February 15, 2016
Influencer marketing continues to gain weight in the digital advertising landscape. Forbes was the first to proclaim its explosive growth last year and today we witness more and more brands choosing to invest into personas, rather than ads. Advertising has always been geared towards the customers’, however these days it’s more about buying the audience of influencers, who bring prospective leads and dictate the purchasing decisions for many others.
Peer-to-peer advice and word-of-mouth marketing are the two most powerful techniques, especially when it comes to millennials and Gen Z. In fact, influencer marketing, which leverages both of these strategies, brings the average ROI of $6.50 for $1 spent is $6.50 according to this study.
Ready to leverage your marketing game this year? Here 3 best practices to launch better influencer marketing campaigns.
Use the Right Metrics to Scale Influencers
It’s not always about the vanity numbers and followers count. Buying social media followers goes as easy as one-two-three these days. So, whic do you prefer: getting your company was mentioned on a Facebook page with 100.000 fan, who hardly care about the influencer’s content or the one with modest 5K super-engaged fans, who regularly comment, like and share the influencer’s content? The answer is obvious.

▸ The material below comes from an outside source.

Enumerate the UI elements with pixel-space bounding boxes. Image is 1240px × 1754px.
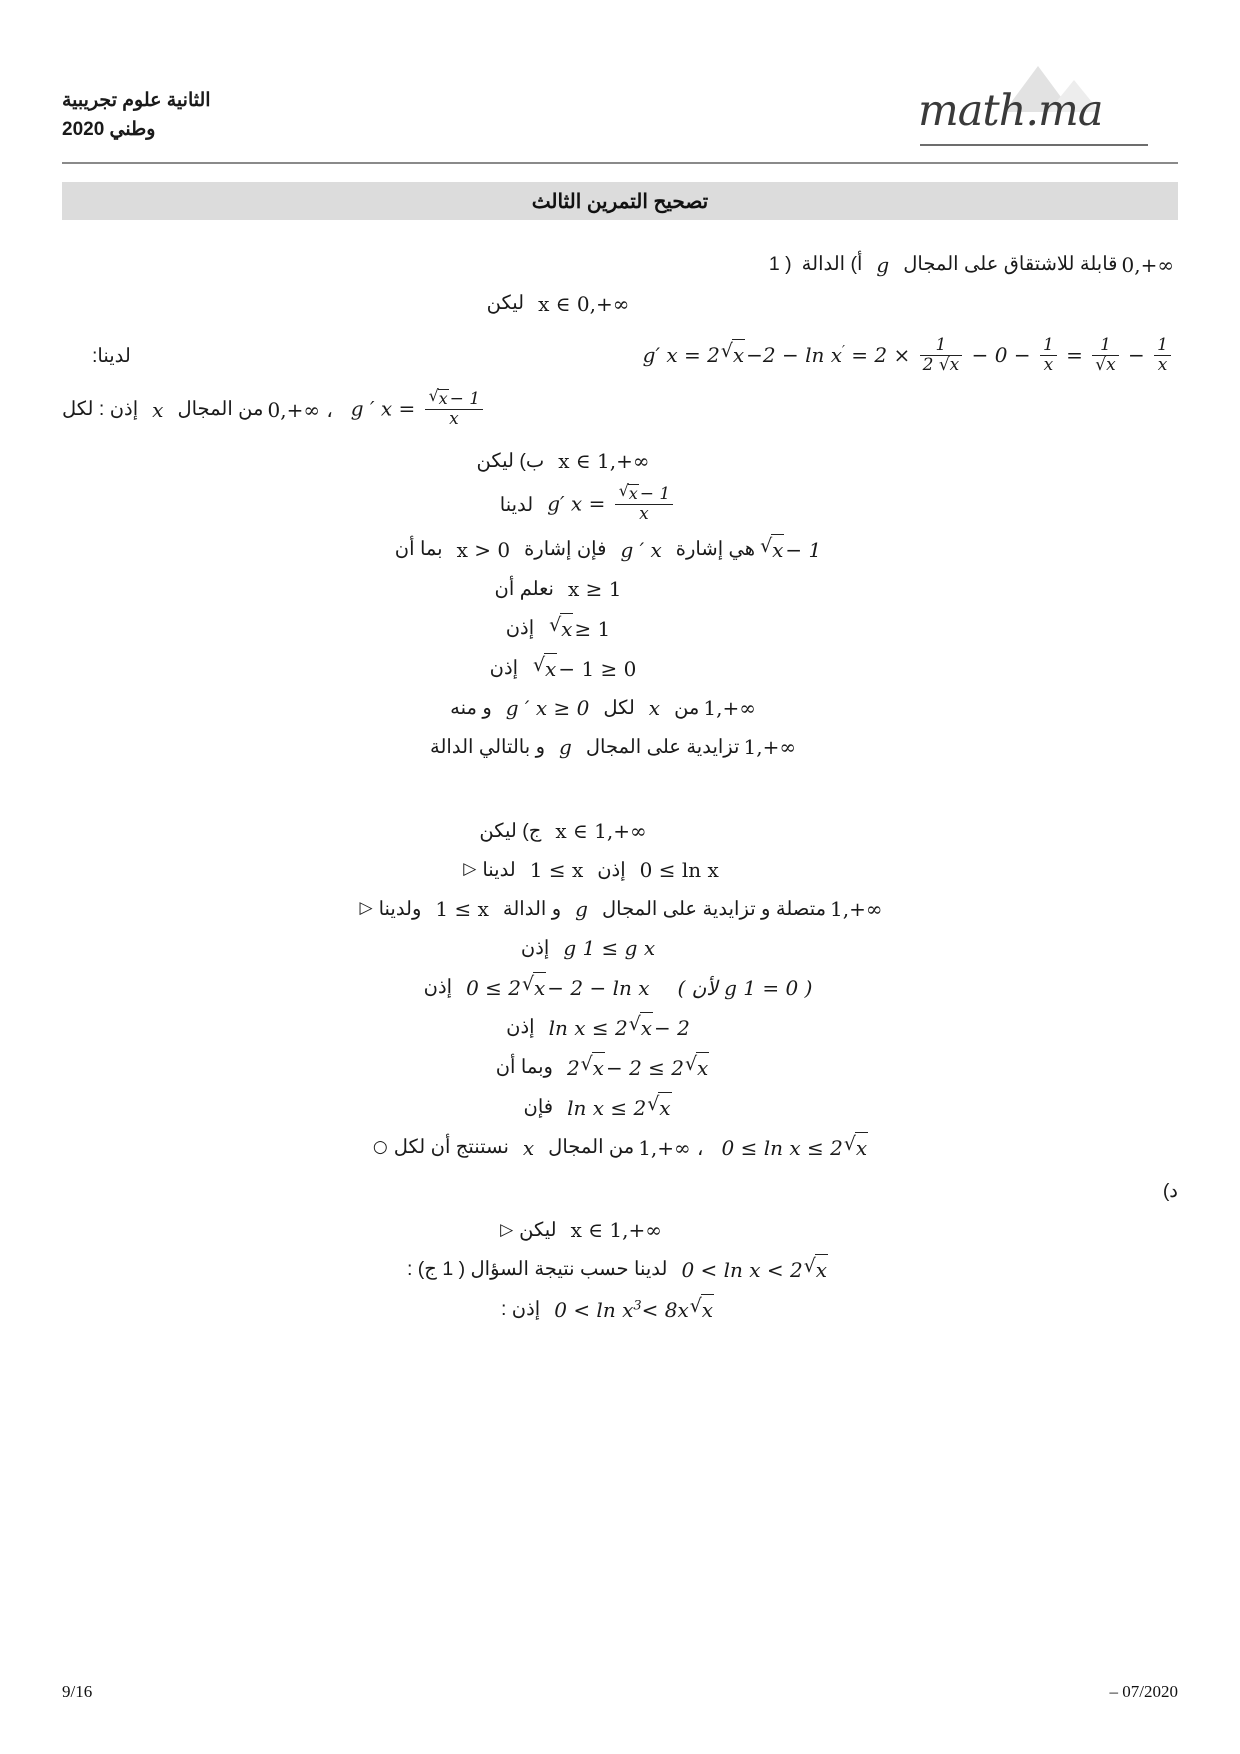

“We encourage our clients to look beyond the follower number and pay more attention to engagement rates. Background checks are also essential. Detecting fake followers and fake engagement is rather simple. You should review the influencer’s follower growth curve for a start. If there were some sudden growth spikes, most likely that stands for non-organic follower count inflation. Spotting fake/purchased accounts is rather simple too – they usually don’t have profile pictures, post a lot of spammy/nonsense content and have a significantly higher following count then followers themselves,” – says Jesse Leimgruber from NeoReach.
Further on, he advises to review the previous branded campaigns the selected influencer did and whether there were any returning clients. If such were present, consider you have found your best deal! If not, ask the blogger to provide the stats from the campaign or contact the brand, which worked with them and ask for their feedback. A lot of the companies don’t mind sharing an honest feedback on their campaigns.
Do you know what’s the core difference between an advertorial and a branded/sponsored blog post? The latter does not push a sale so bluntly, however turns better results.
After identifying the right influencers for your project, reach out to them with your ideas, not demands. Influencers want to be treated as partners in a campaign and in terms of their creative input. In fact, 77% of influencers admit that creative freedom makes a big impact on their decision to work with a certain brand.
Sure, you already have some vision of your campaign, but don’t push the influencer to follow your rules. They know their audience better than you do and can predict which type of content will resonate better or worse. Share your ideas, provide all the information they’ll need about your brand and some additional guidelines and allow them to have 100% creative autonomy on the final product. The results are likely to surpass your boldest expectations.
The Influencer Is Not Your Target
Most companies approach influencer marketing the following way. They draw the ideal buyer persona profile e.g. 20-25 females from US, who make X amount of money per year. The problem is – things don’t quite work this way.
Here’s a quick example to illustrate the point. Michelle Phan is stardom YouTuber with over 8 million followers. She gained her popularity with beauty/makeup tutorials; though she occasionally throws in other type of video content e.g. personal stories, travel videos and so on. She also says she loves traveling, drawing and playing video games a lot. However, it is her makeup tutorials easily gain over 1 million views in less than a week after publishing, whereas other type of content typically performs slightly worse. If I were a travel company, I would not choose to work with her even though her audience does fits into the “20-25 females from US, who make X money”.
Bottom line: the influencer’s main audience isn’t always the demographic they belong to themselves. If you want to reach a certain audience segment, it’s best to work from the opposite – identify which type of content they prefer to consume and afterwards figure out the best influencer bet.